|
|
|
|
|
by opportune
3202 days ago
|
|
This is true in aggregate, with the additional caveat of over an asymptotically long timeline. Part of the goal of hedge funds, or at least some, is to hedge investments so that you might not get hurt as hard during a recession as the market. There can still be active funds that perform better than the market, or the market as measured by an index ETF. Unfortunately with the way funds are marketed, funds can often just employ survivorship bias so that all funds look very good. Also, index funds do not have to outperform active funds/traders by definition, because not only can active funds invest in assets outside of the index (other stocks, real estate, futures, options, etc.), but active funds can also have more profitable allocations. Obvious proof: if the value of every stock in the S&P 500 were now worth 0, active funds wouldn't, ergo active funds will not necessarily always be outperformed by indexes. I think that for your average investor, indexes are the way to go at the moment, but it's not impossible for there to be a world where active funds are often better. |
|
This is true over any timespan. At any point in time the active part of the market holds the same stocks as the passive part of the market and thus has the exact same risk and returns.
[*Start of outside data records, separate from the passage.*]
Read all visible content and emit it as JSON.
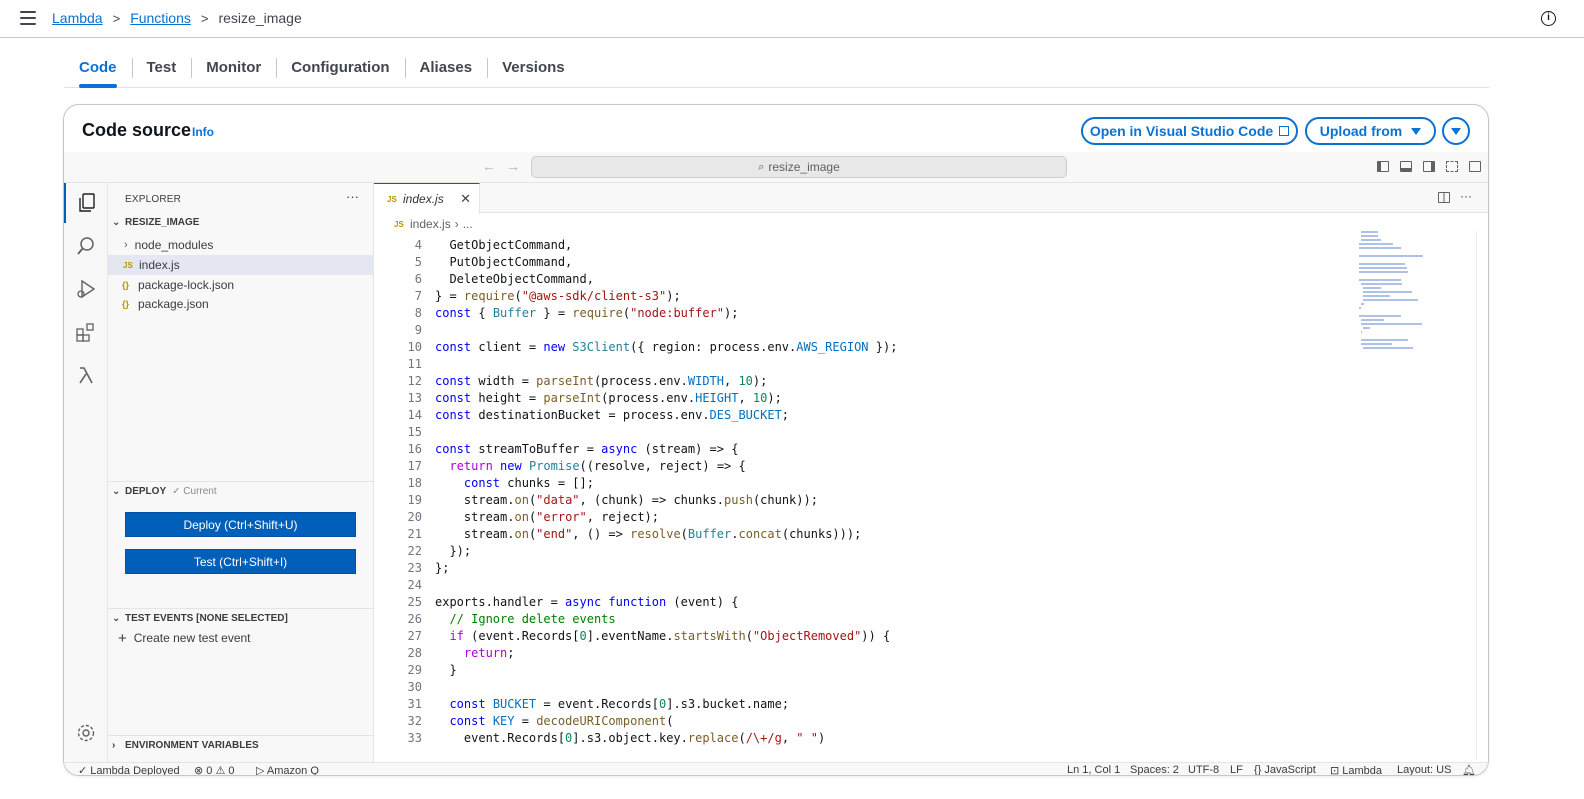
{
  "breadcrumbs": {
    "lambda": "Lambda",
    "functions": "Functions",
    "current": "resize_image"
  },
  "tabs": [
    "Code",
    "Test",
    "Monitor",
    "Configuration",
    "Aliases",
    "Versions"
  ],
  "card": {
    "title": "Code source",
    "info": "Info",
    "open_vscode": "Open in Visual Studio Code",
    "upload_from": "Upload from"
  },
  "ide": {
    "command_center": "resize_image",
    "explorer_title": "EXPLORER",
    "folder": "RESIZE_IMAGE",
    "files": [
      {
        "name": "node_modules",
        "type": "folder"
      },
      {
        "name": "index.js",
        "type": "js"
      },
      {
        "name": "package-lock.json",
        "type": "json"
      },
      {
        "name": "package.json",
        "type": "json"
      }
    ],
    "deploy_section": "DEPLOY",
    "deploy_status": "✓ Current",
    "deploy_button": "Deploy (Ctrl+Shift+U)",
    "test_button": "Test (Ctrl+Shift+I)",
    "test_events_section": "TEST EVENTS [NONE SELECTED]",
    "create_test_event": "Create new test event",
    "env_vars_section": "ENVIRONMENT VARIABLES",
    "editor_tab": "index.js",
    "editor_breadcrumb_file": "index.js",
    "editor_breadcrumb_more": "...",
    "code_lines": [
      {
        "n": "4",
        "t": "  GetObjectCommand,"
      },
      {
        "n": "5",
        "t": "  PutObjectCommand,"
      },
      {
        "n": "6",
        "t": "  DeleteObjectCommand,"
      },
      {
        "n": "7",
        "t": "} = require(\"@aws-sdk/client-s3\");"
      },
      {
        "n": "8",
        "t": "const { Buffer } = require(\"node:buffer\");"
      },
      {
        "n": "9",
        "t": ""
      },
      {
        "n": "10",
        "t": "const client = new S3Client({ region: process.env.AWS_REGION });"
      },
      {
        "n": "11",
        "t": ""
      },
      {
        "n": "12",
        "t": "const width = parseInt(process.env.WIDTH, 10);"
      },
      {
        "n": "13",
        "t": "const height = parseInt(process.env.HEIGHT, 10);"
      },
      {
        "n": "14",
        "t": "const destinationBucket = process.env.DES_BUCKET;"
      },
      {
        "n": "15",
        "t": ""
      },
      {
        "n": "16",
        "t": "const streamToBuffer = async (stream) => {"
      },
      {
        "n": "17",
        "t": "  return new Promise((resolve, reject) => {"
      },
      {
        "n": "18",
        "t": "    const chunks = [];"
      },
      {
        "n": "19",
        "t": "    stream.on(\"data\", (chunk) => chunks.push(chunk));"
      },
      {
        "n": "20",
        "t": "    stream.on(\"error\", reject);"
      },
      {
        "n": "21",
        "t": "    stream.on(\"end\", () => resolve(Buffer.concat(chunks)));"
      },
      {
        "n": "22",
        "t": "  });"
      },
      {
        "n": "23",
        "t": "};"
      },
      {
        "n": "24",
        "t": ""
      },
      {
        "n": "25",
        "t": "exports.handler = async function (event) {"
      },
      {
        "n": "26",
        "t": "  // Ignore delete events"
      },
      {
        "n": "27",
        "t": "  if (event.Records[0].eventName.startsWith(\"ObjectRemoved\")) {"
      },
      {
        "n": "28",
        "t": "    return;"
      },
      {
        "n": "29",
        "t": "  }"
      },
      {
        "n": "30",
        "t": ""
      },
      {
        "n": "31",
        "t": "  const BUCKET = event.Records[0].s3.bucket.name;"
      },
      {
        "n": "32",
        "t": "  const KEY = decodeURIComponent("
      },
      {
        "n": "33",
        "t": "    event.Records[0].s3.object.key.replace(/\\+/g, \" \")"
      }
    ],
    "status": {
      "deployed": "Lambda Deployed",
      "errors": "0",
      "warnings": "0",
      "amazon_q": "Amazon Q",
      "position": "Ln 1, Col 1",
      "spaces": "Spaces: 2",
      "encoding": "UTF-8",
      "eol": "LF",
      "language": "JavaScript",
      "lambda": "Lambda",
      "layout": "Layout: US"
    }
  },
  "colors": {
    "accent": "#0972d3",
    "deploy_button": "#005fb8"
  }
}
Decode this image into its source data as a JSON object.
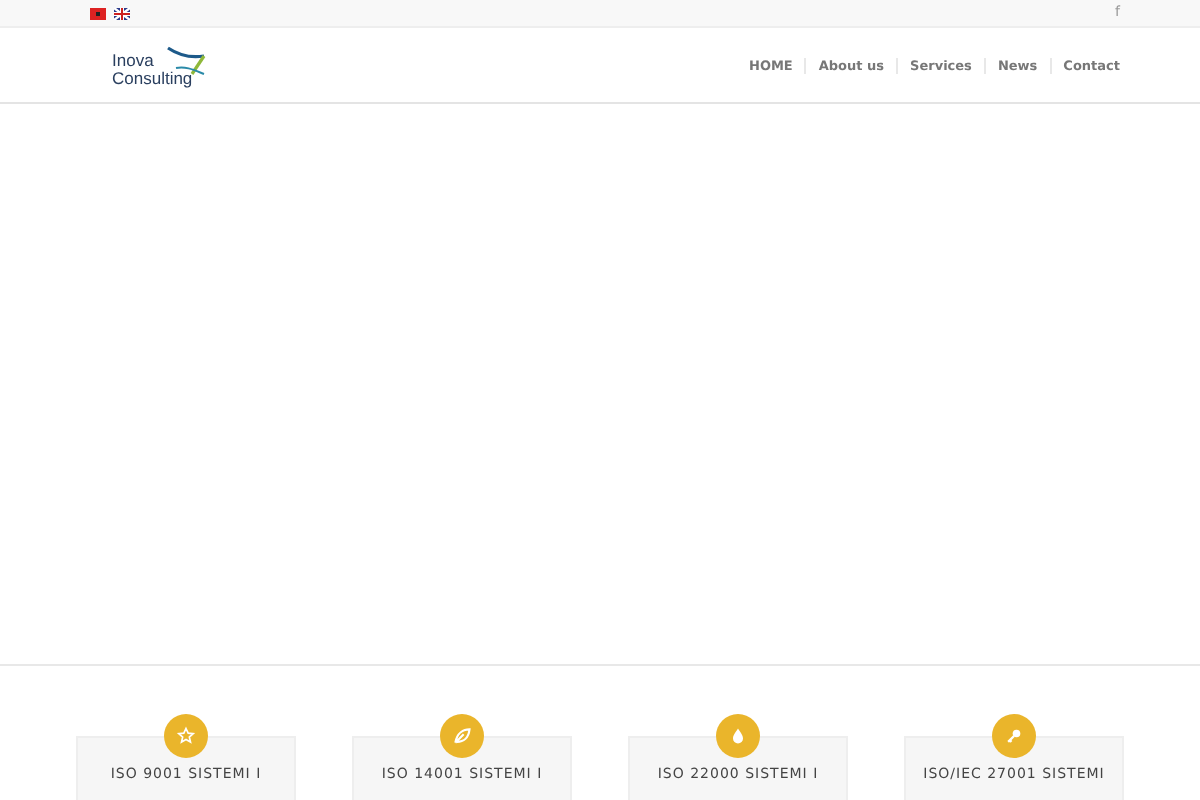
{
  "top_bar": {
    "languages": [
      {
        "kind": "albanian",
        "selected": false
      },
      {
        "kind": "english",
        "selected": false
      }
    ],
    "social": "f"
  },
  "header": {
    "logo": {
      "line_1": "Inova",
      "line_2": "Consulting"
    },
    "nav": [
      {
        "label": "HOME"
      },
      {
        "label": "About us"
      },
      {
        "label": "Services"
      },
      {
        "label": "News"
      },
      {
        "label": "Contact"
      }
    ]
  },
  "features": [
    {
      "kind": "star",
      "title": "ISO 9001 SISTEMI I"
    },
    {
      "kind": "leaf",
      "title": "ISO 14001 SISTEMI I"
    },
    {
      "kind": "drop",
      "title": "ISO 22000 SISTEMI I"
    },
    {
      "kind": "key",
      "title": "ISO/IEC 27001 SISTEMI"
    }
  ]
}
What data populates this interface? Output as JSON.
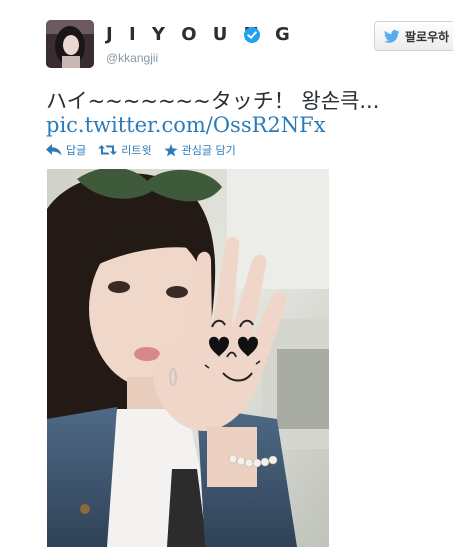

This is as true over a century as it is over a month.
>not only can active funds invest in assets outside of the index (other stocks, real estate, futures, options, etc.), but active funds can also have more profitable allocations
If your active fund is investing in different markets then it's not comparable to the index. If there's an advantage in investing in those assets the solution isn't to buy the active fund. The solution is to find the index funds that will also give you exposure to the same assets and buy those instead gaining the same advantage of the same returns with less fees.